Дверь в комнату 12A легко открылась с помощью ногтя, и сначала Макалпин просто оглядел помещение, в котором, похоже, ничего не менялось с начала семидесятых. Потолок с трещинами. Маленькие рисунки, прикрепленные булавками к стене у кровати, чуть подрагивали, и казалось, что за ними кто-то есть, но его просто не видно. Воздух затхлый и сырой, а холод уже давно стал неотъемлемой частью интерьера. Макалпин раздавил окурок и глубоко вздохнул. Осматривать вещи покойного — это одно. Здесь был совсем другой случай.

Узкая одноместная кровать с белым подголовником. Постельное белье, снятое при обыске, валялось рядом, матрас продавлен.

Все было выдержано в коричневых или бежевых тонах, навевавших уныние. Его начало знобить. Он не мог себе представить, как ее изящные ножки ходили по этому грязному ковру, по облупившейся плитке холодной площадки — к вонючему туалету. Он вообще не мог ее представить в таком месте. Здесь все было не так.

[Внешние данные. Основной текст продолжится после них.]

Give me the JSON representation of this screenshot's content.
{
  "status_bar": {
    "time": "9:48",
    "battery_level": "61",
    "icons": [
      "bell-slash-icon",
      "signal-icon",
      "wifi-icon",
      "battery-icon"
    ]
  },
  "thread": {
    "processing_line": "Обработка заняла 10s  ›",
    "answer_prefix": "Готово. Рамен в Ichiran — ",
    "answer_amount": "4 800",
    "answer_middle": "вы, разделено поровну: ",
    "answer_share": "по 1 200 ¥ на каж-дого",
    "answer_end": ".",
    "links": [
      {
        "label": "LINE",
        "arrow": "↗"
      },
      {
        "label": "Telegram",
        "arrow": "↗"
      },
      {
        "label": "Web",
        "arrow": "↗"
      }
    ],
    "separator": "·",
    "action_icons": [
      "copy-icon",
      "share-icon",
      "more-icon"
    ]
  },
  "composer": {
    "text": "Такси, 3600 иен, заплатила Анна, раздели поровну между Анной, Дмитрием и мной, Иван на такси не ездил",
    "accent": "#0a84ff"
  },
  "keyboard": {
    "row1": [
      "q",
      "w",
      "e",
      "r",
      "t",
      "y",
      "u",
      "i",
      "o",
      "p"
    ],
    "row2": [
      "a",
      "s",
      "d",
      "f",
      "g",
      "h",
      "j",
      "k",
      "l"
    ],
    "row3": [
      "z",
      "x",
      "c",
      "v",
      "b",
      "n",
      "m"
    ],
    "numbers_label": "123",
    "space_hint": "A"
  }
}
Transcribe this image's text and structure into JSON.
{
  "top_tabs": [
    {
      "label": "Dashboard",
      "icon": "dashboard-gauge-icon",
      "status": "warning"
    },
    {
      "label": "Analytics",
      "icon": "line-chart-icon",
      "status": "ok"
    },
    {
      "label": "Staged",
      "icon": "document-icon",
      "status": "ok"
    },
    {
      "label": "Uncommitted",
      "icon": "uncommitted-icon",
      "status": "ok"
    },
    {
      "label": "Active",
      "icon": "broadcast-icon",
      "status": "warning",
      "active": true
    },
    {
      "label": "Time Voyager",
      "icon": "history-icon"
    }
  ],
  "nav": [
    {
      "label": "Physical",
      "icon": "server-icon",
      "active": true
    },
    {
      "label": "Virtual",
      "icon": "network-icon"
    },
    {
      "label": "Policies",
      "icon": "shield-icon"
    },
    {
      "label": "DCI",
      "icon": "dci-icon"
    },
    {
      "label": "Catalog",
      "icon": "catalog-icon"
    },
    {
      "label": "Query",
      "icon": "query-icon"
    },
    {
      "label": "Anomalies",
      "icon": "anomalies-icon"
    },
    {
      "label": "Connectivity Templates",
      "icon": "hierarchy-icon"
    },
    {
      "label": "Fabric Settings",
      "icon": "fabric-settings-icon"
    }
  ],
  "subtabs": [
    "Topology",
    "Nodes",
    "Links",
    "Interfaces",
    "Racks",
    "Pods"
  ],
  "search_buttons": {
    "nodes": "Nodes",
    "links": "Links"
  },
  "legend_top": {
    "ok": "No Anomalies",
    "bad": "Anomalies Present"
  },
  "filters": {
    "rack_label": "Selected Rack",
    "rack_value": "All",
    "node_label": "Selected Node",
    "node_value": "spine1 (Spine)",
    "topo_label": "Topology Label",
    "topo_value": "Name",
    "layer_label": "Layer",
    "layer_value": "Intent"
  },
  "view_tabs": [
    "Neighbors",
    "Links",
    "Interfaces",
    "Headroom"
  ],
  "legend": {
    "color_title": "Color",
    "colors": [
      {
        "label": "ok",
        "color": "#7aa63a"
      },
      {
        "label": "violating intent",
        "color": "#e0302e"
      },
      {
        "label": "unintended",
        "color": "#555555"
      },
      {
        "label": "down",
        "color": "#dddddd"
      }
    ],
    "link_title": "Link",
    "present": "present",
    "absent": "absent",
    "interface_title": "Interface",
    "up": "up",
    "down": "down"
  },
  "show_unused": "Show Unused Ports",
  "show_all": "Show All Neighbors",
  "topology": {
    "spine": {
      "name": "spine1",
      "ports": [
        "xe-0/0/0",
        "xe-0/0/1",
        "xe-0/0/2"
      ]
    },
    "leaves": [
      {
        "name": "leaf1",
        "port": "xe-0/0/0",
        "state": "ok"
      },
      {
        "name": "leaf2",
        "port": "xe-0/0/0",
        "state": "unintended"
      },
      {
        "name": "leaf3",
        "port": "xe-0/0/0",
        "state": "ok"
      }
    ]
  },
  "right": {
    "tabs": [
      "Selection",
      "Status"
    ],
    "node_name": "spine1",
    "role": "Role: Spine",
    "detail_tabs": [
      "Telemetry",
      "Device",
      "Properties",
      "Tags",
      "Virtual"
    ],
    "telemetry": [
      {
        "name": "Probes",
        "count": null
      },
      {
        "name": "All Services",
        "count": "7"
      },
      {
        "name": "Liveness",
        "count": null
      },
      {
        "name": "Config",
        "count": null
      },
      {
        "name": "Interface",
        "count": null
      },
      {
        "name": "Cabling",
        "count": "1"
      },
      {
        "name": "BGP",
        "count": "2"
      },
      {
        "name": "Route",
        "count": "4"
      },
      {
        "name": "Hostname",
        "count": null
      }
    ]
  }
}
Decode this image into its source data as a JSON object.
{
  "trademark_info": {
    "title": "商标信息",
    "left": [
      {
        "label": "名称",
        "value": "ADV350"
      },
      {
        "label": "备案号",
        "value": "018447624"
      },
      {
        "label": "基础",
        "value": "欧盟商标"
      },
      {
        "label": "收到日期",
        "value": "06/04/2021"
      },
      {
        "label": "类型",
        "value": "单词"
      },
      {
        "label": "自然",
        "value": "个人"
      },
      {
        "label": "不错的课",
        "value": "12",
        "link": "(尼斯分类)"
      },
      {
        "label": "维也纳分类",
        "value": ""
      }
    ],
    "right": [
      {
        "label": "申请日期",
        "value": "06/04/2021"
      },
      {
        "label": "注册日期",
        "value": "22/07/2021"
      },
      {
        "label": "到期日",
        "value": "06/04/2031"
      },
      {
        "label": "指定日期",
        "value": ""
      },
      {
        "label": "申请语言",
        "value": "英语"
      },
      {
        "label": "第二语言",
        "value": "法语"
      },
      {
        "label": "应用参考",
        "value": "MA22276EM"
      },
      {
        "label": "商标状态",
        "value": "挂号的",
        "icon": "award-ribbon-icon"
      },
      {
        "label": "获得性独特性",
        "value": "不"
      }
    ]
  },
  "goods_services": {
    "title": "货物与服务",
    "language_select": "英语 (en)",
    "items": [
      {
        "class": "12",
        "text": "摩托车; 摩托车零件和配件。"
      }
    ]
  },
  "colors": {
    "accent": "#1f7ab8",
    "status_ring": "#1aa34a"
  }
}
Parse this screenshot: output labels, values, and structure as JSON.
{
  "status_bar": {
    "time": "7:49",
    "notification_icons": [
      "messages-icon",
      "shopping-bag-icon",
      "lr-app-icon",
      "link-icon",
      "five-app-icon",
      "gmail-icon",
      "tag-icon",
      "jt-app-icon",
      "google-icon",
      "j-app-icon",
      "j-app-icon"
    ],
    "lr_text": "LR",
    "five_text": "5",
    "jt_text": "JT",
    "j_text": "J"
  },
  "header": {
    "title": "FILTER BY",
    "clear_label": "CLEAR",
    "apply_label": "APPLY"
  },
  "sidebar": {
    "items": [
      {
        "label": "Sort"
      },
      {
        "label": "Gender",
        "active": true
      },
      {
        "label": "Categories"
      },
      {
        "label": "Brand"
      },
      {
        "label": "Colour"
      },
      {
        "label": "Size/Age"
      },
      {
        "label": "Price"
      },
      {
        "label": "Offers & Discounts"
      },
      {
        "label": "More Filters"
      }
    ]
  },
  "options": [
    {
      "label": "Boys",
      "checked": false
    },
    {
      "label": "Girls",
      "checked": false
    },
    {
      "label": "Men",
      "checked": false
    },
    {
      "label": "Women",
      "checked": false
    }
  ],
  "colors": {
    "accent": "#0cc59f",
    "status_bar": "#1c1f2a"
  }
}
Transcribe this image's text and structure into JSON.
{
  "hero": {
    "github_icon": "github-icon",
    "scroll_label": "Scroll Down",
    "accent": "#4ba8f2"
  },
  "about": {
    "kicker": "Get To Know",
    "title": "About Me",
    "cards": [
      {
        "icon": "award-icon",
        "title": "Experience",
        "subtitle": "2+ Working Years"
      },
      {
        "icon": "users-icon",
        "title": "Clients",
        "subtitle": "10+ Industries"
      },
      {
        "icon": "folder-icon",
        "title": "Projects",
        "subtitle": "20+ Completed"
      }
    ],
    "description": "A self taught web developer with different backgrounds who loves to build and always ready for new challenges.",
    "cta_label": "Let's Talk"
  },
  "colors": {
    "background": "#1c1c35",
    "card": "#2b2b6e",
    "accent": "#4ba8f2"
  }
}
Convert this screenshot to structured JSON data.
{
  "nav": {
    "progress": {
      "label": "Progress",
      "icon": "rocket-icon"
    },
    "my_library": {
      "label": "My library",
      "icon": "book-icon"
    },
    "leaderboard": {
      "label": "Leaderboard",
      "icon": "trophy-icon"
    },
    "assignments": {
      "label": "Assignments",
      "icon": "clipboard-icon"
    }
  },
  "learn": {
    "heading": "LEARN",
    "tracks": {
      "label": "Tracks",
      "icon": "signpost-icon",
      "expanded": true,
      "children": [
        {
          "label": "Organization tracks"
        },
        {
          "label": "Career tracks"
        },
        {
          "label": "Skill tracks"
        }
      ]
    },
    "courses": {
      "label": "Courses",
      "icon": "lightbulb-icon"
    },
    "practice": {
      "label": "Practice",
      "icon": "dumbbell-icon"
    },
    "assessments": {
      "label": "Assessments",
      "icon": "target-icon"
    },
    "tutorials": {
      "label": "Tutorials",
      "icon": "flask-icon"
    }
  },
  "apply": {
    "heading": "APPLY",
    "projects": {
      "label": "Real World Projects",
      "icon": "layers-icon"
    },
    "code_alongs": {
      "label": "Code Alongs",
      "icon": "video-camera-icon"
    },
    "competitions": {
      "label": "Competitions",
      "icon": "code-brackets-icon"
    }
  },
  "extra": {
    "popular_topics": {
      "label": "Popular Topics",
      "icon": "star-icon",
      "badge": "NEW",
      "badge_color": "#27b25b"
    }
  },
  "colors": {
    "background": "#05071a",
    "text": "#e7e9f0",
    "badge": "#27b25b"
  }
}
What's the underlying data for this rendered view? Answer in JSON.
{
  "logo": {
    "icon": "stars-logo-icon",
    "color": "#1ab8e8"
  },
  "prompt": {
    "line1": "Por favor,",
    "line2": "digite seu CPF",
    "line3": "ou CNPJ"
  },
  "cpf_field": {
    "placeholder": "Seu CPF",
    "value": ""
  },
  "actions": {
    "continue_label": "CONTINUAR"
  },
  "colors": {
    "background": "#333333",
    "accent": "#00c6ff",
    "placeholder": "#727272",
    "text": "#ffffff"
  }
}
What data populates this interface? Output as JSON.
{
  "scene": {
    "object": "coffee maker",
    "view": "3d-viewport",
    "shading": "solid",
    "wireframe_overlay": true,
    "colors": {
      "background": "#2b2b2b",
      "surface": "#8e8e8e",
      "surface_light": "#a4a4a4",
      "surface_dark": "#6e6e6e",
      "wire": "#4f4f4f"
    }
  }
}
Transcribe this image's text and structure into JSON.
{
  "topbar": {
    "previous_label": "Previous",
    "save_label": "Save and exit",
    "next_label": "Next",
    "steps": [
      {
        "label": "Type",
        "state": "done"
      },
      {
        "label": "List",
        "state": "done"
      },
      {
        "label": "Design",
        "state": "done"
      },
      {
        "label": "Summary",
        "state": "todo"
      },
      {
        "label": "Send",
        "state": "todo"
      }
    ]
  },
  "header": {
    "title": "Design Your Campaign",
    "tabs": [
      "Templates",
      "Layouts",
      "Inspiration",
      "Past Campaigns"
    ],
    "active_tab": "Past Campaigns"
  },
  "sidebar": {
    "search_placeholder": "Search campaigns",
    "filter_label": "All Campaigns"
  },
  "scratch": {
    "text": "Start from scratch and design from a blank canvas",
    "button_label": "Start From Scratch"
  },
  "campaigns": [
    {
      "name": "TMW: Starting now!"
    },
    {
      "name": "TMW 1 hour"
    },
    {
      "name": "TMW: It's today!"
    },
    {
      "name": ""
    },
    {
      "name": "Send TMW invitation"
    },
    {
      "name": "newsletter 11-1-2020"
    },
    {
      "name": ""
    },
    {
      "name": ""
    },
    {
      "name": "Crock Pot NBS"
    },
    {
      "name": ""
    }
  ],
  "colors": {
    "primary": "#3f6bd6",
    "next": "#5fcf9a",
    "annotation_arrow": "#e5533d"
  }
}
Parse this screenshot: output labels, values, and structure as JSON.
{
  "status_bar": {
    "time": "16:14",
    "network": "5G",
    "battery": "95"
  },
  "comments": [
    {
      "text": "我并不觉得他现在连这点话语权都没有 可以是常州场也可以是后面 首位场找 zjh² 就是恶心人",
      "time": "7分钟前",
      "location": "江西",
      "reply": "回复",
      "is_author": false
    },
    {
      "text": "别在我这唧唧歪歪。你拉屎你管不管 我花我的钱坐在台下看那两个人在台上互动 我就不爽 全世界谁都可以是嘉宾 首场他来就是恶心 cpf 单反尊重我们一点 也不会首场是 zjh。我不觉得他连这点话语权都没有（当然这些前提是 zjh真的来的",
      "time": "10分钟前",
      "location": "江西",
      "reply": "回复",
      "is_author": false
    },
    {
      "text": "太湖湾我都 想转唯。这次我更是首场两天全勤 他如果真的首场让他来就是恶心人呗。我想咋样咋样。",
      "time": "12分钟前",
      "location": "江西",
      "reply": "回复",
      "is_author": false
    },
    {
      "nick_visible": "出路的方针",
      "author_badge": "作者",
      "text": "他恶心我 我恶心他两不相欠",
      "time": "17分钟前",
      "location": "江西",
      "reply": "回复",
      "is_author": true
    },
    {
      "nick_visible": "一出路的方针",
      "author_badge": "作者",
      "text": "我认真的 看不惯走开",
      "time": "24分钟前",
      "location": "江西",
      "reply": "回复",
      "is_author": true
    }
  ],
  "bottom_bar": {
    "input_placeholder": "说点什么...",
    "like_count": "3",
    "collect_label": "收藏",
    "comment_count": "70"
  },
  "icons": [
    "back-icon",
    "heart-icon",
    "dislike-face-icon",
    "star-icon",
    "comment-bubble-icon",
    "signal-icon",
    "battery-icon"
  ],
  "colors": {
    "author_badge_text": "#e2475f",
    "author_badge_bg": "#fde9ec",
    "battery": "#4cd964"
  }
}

Внезапно он почувствовал какой-то запах, открыл дверцу холодильника и тут же захлопнул. Оплата на счетчике холодильника кончилась, и он отключился, позволив плесени развязать настоящую бактериологическую войну. Набрав побольше воздуха и задержав дыхание, он опять открыл холодильник и осмотрел содержимое. Ничего необычного, но целый ботанический сад в лотке для овощей и фруктов предполагал здоровую диету. Еще одна нестыковка.

Под раковиной он обнаружил отбеливатель, тряпки, металлическую мочалку, жидкость для мытья посуды и пару резиновых перчаток. Он проверил сливное отверстие, засунул туда палец. Он стал черным от пепла сгоревшей бумаги. Через пару минут кольцо, соединяющее двойное колено, было снято, и пластиковая миска под мойкой наполнилась тягучей, темной от чернил водой. Хотя прошло почти две недели, запах сгоревшей бумаги сохранился. Аккуратно, будто золотоискатель, он слил воду из миски и был вознагражден двумя крошечными кусочками несгоревшей белой бумаги. Бумага плотная, не гигроскопичная и с одной стороны глянцевая. Остатки фотографии, возможно, даже не одной. Выпрямившись, он посмотрел на перепачканные руки. Зачем, если она собиралась вернуться?